While President Ma Ying-jeou’s (馬英九) administration has been trumpeting the expected economic benefits of the Economic Cooperation Framework Agreement (ECFA), which was signed in 2010, the latest statistics from the Ministry of Audit and the Ministry of Finance show otherwise.
According to the Ministry of Audit, preferential tariffs that took effect in January 2011 on a list of “early harvest” products as defined by the agreement have only had a limited contribution to the total value of cross-strait trade.
The Ministry of Finance’s data also showed that from 2011 to last year, the nation’s trade surplus has diminished each year, with last year’s trade surplus being NT$36 billion (US$1.2 billion) less than that of 2011.
The Executive Yuan, responding to the Ministry of Audit, said that because the products on the early harvest list count for only 7 percent of the total items that carry export tariffs, they have only a limited impact on the growth of overall trade value.
National Taiwan University economics professor Kenneth Lin (林向愷) said the numbers show that Ma’s hyping of the gains that have been achieved by the ECFA has been a lie, adding that the Ministry of Audit’s report is a slap in the president’s face.
The Ma administration chose to underline only the number of products on the early harvest list and failed to negotiate for the substantive liberalization of certain goods that could have benefited Taiwan the most, Lin said, citing flat-panel displays and automobiles as examples that have been excluded from the tariff concession list.
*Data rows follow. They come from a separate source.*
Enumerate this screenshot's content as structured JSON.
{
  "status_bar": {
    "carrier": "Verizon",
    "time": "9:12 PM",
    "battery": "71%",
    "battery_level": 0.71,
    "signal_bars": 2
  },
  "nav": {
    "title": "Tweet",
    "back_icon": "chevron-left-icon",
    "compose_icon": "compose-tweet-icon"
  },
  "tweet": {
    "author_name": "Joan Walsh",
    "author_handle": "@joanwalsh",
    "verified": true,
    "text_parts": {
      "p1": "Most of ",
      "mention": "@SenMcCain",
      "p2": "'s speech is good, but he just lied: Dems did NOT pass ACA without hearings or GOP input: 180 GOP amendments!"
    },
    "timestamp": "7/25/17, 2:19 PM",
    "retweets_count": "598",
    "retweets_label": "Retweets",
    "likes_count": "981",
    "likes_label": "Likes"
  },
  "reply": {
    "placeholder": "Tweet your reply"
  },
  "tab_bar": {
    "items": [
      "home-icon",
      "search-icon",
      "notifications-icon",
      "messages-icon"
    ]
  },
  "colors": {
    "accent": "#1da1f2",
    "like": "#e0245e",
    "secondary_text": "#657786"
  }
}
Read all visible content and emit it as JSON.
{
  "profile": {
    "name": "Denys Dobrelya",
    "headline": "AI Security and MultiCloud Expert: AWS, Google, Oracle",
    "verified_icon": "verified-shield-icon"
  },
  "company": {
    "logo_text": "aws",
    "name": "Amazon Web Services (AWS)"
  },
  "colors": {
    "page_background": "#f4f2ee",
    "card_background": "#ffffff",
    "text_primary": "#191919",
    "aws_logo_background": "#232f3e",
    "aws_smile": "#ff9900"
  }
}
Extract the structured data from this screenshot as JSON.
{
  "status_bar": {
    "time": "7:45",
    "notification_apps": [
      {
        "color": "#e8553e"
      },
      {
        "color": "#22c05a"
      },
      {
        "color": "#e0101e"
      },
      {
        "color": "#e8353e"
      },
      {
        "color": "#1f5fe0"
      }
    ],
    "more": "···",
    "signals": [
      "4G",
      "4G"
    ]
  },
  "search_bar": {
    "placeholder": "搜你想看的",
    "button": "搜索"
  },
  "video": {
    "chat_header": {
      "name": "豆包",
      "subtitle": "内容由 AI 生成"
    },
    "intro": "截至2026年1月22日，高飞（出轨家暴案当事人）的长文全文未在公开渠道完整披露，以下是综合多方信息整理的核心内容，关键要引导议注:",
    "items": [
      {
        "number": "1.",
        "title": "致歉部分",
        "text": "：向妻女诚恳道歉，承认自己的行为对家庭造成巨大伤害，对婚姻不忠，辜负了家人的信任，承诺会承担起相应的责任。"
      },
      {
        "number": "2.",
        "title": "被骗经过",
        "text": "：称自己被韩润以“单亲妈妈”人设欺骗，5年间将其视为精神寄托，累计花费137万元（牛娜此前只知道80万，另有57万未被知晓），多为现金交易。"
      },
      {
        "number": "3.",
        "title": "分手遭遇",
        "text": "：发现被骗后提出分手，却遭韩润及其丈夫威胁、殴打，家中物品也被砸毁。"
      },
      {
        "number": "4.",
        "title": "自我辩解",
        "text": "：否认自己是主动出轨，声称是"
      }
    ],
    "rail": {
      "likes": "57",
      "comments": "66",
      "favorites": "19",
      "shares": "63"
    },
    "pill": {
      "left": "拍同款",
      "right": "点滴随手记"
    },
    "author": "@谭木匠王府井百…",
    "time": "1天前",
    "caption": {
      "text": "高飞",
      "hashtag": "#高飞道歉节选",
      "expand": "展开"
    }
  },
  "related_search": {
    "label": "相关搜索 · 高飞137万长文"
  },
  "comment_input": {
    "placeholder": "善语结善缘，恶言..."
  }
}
The economics professor said that the limited substantive benefits of the agreement is a result caused by the Ma administration’s policy of openness toward Beijing.
The government had argued that the ECFA’s signing could create at least 260,000 job opportunities in the nation, correlating to a 2 percent decrease in the unemployment rate, but there has been less than a 0.5 percent decrease, said Lin, who attributed Ma’s championing of the agreement to the president’s pro-China ideology.
According to the finance ministry’s Customs Administration, total goods exports to China were valued at US$83.9 billion in 2011, US$80.7 billion in 2012 and US$81.7 billion last year; the trade surpluses were US$40.3 billion, US$39.8 billion and US$39.1 billion respectively.
Of the total goods exports, the gross export value of the items enjoying preferential tariffs on the early harvest list were US$17.9 billion, US$18.5 billion and US$20.5 billion and the surpluses were US$12.9 billion, US$13.6 billion and US$15.5 billion respectively.
The Ministry of Audit said that the total value of cross-strait trade has seen a limited uptick since the early harvest list came into effect, to which the Executive Yuan responded that it would continue its negotiations with Beijing to secure better terms.
Since the benefits yielded by the agreement have contradicted the government’s expectations, it should reassess the effect of the yet-to-take-effect cross-strait service trade agreement and the proposed agreement for cross-strait trade in goods, Lin said.